Se non si arrivasse a un accordo, ovvero se tutte e due le Procure si ritenessero competenti a seguire il caso, spetterà alla Procura generale della Cassazione intervenire e scegliere il Tribunale chiamato a procedere. Ma cambierebbe qualcosa per le due indagate per truffa aggravata, ovvero Chiara Ferragni e Alessandra Balocco, se fosse una o l'altra Procura a seguire il caso?

Cosa cambierebbe se le indagini fossero seguite solo da Cuneo

A punto in cui stanno le indagini ora nulla cambia: entrambe le Procure stanno procedendo allo stesso modo, ma le cose potrebbero cambiare. Al centro di accertamenti ora c'è da capire chi ha responsabilità per truffa: anche Cuneo ha aperto le indagini – sono stati chiesti e ottenuto da Milano ufficialmente gli atti – perché sosterrebbe che l'eventuale ingiusto profitto, requisito previsto per la qualificazione del reato di truffa, sia stato realizzato a Fossano, dove ha sede l'azienda dolciaria.

In altre parole: responsabile di un eventuale reato di truffa sarebbe chi ha incassato i guadagni della vendita del pandoro. Se così fosse la questione del cachet versato dall'azienda all'influencer, ovvero un milione e 100mila euro, potrebbe non c'entrare nulla con il reato: Chiara Ferragni potrebbe avere un ruolo più marginale. Sono ancora tutte ipotesi, che richiedono però ancora verifiche e verifiche. Anche perché la Procura di Milano non sarebbero convinta di questa piega dei fatti e per questo continua a indagare.

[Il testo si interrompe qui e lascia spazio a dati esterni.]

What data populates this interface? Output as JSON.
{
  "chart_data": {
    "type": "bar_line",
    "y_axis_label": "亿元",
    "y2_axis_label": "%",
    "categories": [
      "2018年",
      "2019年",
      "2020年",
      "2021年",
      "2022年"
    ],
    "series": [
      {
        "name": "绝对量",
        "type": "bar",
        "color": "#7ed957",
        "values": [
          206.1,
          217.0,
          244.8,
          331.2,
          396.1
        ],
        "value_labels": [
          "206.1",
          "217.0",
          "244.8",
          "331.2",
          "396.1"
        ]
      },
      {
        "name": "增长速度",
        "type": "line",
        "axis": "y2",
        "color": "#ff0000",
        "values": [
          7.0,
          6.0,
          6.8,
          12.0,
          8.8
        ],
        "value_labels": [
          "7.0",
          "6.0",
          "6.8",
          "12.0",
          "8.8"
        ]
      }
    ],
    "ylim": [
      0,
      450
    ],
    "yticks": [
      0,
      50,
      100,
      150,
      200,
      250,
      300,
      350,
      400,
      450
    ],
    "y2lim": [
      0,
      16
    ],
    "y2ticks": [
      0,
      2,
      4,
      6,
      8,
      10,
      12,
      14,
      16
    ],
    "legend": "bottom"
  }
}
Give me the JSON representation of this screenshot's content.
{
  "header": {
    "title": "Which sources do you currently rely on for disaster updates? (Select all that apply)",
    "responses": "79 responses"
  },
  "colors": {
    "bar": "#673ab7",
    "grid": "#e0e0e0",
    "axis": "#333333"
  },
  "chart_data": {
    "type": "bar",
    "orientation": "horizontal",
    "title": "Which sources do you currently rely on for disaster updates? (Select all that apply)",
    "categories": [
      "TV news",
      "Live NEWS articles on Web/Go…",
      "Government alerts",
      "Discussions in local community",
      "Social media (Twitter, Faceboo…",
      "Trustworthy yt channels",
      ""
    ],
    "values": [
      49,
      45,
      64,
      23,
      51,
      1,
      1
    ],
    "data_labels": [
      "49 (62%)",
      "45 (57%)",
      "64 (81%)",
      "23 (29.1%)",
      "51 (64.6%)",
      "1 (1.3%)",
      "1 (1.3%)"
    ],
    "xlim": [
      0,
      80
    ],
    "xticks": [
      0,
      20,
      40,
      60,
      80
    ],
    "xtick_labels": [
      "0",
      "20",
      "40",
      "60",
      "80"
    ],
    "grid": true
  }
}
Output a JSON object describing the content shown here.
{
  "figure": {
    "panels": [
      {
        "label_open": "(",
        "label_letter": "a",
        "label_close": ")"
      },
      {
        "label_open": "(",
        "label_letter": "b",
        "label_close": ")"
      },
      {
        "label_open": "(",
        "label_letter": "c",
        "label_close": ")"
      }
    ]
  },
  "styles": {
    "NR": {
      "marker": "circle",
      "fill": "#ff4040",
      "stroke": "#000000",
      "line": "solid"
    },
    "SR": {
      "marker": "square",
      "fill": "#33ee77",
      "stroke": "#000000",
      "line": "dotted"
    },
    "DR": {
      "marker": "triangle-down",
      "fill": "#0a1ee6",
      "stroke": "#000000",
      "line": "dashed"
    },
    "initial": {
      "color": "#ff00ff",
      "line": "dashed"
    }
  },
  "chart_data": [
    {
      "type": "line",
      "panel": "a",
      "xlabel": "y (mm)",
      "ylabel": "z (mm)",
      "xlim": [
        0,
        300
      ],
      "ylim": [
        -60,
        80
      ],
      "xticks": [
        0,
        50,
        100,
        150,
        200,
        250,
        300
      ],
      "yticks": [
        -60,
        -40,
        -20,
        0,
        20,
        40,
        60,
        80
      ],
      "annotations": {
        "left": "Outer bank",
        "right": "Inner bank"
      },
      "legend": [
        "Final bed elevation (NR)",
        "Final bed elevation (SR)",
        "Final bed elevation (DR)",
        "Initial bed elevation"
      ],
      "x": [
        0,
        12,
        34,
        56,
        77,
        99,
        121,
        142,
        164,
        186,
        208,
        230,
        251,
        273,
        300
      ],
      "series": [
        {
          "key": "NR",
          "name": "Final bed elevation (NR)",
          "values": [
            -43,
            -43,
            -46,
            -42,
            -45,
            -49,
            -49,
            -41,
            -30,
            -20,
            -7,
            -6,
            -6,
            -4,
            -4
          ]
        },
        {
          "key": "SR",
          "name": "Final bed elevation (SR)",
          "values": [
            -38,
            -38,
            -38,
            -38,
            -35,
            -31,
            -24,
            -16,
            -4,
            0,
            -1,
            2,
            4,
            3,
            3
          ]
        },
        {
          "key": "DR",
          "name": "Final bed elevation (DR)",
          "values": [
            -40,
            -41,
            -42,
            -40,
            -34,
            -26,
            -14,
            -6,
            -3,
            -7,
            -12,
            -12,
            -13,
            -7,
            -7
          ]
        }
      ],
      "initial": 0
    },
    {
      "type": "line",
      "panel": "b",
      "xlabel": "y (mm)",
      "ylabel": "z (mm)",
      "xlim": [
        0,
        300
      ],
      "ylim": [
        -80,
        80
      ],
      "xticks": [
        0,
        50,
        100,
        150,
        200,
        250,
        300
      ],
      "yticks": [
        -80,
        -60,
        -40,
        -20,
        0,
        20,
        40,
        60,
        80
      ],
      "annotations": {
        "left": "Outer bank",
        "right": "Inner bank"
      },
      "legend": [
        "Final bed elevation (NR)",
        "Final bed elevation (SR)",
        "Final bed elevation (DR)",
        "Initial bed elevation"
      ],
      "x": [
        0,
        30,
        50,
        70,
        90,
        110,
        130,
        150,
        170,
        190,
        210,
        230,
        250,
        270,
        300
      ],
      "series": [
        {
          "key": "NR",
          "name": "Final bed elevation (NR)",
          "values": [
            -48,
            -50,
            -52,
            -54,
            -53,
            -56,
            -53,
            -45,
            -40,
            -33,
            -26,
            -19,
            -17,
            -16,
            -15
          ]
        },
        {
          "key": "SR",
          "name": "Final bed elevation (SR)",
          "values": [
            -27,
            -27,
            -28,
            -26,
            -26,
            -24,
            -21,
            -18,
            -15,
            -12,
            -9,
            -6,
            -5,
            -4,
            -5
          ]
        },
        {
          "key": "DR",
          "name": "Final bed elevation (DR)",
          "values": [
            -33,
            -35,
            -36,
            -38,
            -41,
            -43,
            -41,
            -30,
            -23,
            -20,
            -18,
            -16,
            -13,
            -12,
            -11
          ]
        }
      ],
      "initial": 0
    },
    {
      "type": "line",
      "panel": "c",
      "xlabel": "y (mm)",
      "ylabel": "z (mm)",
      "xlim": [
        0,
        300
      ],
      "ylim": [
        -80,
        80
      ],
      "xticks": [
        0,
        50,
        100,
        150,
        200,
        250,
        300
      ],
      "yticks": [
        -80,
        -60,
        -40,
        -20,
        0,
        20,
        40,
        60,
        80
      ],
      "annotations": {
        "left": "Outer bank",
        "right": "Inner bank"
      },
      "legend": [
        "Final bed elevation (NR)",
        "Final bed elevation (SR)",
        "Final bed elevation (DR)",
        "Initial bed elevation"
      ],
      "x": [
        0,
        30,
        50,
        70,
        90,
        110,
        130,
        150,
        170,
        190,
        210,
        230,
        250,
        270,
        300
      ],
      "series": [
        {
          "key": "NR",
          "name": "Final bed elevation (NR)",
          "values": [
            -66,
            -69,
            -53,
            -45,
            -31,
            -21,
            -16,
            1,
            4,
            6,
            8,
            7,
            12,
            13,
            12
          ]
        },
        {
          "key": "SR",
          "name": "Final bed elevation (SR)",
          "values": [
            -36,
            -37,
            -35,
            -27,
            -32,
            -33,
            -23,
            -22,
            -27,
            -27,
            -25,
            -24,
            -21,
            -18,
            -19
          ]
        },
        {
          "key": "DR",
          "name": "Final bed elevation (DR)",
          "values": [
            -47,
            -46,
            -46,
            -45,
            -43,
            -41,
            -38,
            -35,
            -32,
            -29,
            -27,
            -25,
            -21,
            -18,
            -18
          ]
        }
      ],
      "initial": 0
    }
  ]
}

Come stanno proseguendo le indagini

Il fascicolo è quindi ancora sul tavolo di tutti e due gli inquirenti. Questa settimana si sta procedendo a sentire i teste, ovvero le persone informate sui fatti. Nessuno dei due magistrati che stanno seguendo il caso, ovvero Eugenio Fusco per Milano e Onelio Dodero per Cuneo, ha chiamato le indagate per ascoltarle: non si sa se questo avverrà, ma nel caso solo dopo aver sentito tutti gli altri teste. Le imprenditrici tramite i loro legali, la Ferragni è seguita dagli avvocati Marcello Bana e Giuseppe Iannaccone, potranno esprimere la volontà di un loro interrogatorio: stando a fonti Fanpage.it, l'influencer non vedrebbe l'ora.

Nell'ultimo comunicato del 14 gennaio i legali di Chiara Ferragni hanno precisato: "In seguito a continue sollecitazioni ricevute da vari organi di informazione Chiara Ferragni, anche in qualità di Amministratore Delegato di TBS Crew Srl e di Fenice Srl, ribadisce che risponderà esclusivamente alle autorità competenti a cui conferma la propria fiducia ed è a loro disposizione per chiarire quanto accaduto".